Here are the data underlying all the calculations in the previous post. Please feel free to use them for your own calculations if you would like.
Of course, no data are perfect. ComScore data come from repeated surveys of smartphone owners. Chitika data come from tabulating hits to websites on Chitika’s ad network. There are two ways that this figure could overstate Android’s decline in Verizon net additions.
- ComScore might be understating Android’s overall growth. My ComScore estimates imply that the Android base grew 58% from Feb 2011 to Aug 2011 (from 22.9 million units to 36.1 million units). It’s possible that this is an underestimate, but that seems unlikely. In fact, ComScore’s estimates of US Android market share are higher than any others I’ve seen.
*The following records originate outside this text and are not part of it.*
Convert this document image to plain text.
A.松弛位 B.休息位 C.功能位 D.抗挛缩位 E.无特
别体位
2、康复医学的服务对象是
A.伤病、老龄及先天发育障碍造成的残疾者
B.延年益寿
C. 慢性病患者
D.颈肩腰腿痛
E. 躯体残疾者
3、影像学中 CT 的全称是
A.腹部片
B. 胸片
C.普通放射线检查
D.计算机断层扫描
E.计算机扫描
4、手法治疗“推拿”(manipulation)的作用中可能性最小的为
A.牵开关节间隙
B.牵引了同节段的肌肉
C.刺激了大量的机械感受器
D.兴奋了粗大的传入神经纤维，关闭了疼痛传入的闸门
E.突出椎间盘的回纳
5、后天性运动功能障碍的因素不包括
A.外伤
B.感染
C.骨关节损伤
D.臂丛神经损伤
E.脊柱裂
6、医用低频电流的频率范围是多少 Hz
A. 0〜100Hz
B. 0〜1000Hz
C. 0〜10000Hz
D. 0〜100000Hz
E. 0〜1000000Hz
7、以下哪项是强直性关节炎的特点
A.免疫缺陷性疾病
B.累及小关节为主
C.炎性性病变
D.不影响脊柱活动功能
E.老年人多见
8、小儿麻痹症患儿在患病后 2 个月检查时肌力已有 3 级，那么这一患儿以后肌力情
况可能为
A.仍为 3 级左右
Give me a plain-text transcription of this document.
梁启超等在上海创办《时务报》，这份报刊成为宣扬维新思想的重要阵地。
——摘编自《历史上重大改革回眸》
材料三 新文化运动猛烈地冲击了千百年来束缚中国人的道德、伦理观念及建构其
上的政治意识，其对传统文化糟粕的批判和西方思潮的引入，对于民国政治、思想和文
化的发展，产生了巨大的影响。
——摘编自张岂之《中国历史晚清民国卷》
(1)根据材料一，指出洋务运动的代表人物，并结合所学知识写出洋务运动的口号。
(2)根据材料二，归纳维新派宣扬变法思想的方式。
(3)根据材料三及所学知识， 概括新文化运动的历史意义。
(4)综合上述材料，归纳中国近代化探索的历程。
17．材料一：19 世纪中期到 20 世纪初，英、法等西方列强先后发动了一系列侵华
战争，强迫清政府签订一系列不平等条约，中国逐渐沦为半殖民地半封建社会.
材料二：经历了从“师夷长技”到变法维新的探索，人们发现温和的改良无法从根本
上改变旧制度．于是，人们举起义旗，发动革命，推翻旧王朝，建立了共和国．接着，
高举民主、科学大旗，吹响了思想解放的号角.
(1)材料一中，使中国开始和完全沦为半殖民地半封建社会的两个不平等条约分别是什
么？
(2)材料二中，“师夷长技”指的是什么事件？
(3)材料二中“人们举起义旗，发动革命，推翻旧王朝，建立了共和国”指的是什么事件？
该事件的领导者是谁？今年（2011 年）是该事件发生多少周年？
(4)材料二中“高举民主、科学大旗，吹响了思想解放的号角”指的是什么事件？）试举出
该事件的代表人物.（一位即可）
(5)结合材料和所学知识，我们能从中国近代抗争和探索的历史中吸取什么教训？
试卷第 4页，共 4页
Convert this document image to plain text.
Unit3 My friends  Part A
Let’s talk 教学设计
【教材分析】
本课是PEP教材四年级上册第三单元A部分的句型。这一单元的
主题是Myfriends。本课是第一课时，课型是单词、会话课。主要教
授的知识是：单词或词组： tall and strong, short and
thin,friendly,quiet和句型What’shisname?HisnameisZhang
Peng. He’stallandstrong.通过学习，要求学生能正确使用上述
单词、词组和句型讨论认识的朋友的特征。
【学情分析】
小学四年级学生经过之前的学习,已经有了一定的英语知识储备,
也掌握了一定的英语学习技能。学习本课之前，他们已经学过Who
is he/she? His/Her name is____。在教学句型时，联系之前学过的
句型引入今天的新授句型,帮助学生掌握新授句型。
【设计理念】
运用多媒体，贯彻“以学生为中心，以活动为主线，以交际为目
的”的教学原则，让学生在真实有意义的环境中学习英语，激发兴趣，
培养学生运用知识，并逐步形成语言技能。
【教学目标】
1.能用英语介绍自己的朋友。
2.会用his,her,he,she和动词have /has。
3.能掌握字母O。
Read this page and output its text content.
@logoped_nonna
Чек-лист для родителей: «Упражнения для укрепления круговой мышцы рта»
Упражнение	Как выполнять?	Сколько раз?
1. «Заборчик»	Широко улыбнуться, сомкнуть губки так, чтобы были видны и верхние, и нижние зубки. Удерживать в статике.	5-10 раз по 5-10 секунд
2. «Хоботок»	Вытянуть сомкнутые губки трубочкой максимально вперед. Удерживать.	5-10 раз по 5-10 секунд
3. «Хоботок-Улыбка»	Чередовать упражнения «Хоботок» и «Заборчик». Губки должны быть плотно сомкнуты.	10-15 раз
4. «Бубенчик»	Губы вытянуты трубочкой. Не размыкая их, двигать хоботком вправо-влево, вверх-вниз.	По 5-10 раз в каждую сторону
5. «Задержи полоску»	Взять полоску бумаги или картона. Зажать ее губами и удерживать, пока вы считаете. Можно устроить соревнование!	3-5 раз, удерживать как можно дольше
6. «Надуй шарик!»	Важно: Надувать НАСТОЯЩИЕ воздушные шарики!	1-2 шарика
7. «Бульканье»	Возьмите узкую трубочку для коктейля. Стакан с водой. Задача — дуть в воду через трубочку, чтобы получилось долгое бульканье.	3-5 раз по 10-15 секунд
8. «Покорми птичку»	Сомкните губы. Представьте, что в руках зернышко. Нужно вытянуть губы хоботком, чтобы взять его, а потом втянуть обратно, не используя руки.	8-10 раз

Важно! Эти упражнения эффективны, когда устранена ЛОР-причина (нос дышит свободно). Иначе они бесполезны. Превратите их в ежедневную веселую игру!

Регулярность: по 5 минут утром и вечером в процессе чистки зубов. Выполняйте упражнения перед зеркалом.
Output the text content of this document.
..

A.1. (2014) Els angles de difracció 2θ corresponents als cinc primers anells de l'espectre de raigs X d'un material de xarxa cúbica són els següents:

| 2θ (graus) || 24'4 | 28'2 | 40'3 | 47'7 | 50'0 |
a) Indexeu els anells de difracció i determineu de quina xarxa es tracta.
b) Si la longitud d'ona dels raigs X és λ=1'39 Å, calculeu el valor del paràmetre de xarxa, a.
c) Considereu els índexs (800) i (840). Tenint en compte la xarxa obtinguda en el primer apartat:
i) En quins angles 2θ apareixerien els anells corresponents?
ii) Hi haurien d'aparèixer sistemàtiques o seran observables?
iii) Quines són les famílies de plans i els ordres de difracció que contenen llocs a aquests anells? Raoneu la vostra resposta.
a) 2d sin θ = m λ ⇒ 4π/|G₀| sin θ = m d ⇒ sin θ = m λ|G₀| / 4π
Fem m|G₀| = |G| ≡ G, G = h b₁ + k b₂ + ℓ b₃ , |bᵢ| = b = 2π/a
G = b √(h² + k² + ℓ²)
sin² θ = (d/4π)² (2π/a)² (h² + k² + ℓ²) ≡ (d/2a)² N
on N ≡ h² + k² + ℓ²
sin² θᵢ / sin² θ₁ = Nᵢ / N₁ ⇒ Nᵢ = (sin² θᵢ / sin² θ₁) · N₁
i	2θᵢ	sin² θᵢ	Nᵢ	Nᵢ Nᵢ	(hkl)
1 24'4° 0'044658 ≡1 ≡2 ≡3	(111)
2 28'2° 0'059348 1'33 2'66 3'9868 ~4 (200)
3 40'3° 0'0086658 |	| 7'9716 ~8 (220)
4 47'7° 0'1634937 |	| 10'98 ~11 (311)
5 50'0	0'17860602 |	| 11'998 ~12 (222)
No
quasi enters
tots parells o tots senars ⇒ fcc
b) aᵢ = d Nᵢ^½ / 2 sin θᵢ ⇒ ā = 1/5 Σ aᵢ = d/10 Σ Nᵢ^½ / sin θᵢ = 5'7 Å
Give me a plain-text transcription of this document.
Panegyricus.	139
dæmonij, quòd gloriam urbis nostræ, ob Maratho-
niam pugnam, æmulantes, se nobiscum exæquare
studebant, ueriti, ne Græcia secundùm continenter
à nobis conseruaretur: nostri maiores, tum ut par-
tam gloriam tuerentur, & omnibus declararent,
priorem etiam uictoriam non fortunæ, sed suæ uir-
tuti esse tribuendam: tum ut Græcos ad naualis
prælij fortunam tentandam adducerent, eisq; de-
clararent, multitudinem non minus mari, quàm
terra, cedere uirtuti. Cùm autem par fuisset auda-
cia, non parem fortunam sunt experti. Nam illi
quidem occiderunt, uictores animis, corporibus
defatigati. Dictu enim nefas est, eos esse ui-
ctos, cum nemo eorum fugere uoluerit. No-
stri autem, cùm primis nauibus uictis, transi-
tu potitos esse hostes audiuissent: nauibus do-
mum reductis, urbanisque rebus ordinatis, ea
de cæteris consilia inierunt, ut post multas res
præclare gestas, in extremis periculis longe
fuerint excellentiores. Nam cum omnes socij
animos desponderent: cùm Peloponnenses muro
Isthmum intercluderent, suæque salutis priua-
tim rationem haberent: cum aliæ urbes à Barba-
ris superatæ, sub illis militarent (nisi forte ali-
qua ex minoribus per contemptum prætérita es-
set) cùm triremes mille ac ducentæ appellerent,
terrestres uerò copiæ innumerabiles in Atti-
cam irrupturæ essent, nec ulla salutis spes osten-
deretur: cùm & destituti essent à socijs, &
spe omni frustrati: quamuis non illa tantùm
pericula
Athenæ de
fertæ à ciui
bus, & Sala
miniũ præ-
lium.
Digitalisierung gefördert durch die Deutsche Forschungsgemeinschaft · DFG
- Chitika might be overstating the reduction in Verizon’s Android share. Chitika’s numbers are not exactly right, because Verizon Android users may have slightly different browsing habits than Sprint or T-Mobile Android users. Our concern, however, pertains to changes in shares. The question is whether large numbers of Verizon Android users have suddenly stopped visiting Chitika-affiliated websites since March, while Sprint and T-Mobile Android users have not. While technically possible, this seems unlikely.
In my view, the most likely explanation for the observed data is that Android has lost momentum on Verizon. If so, I’m certain that Google knew this many months before any of us did.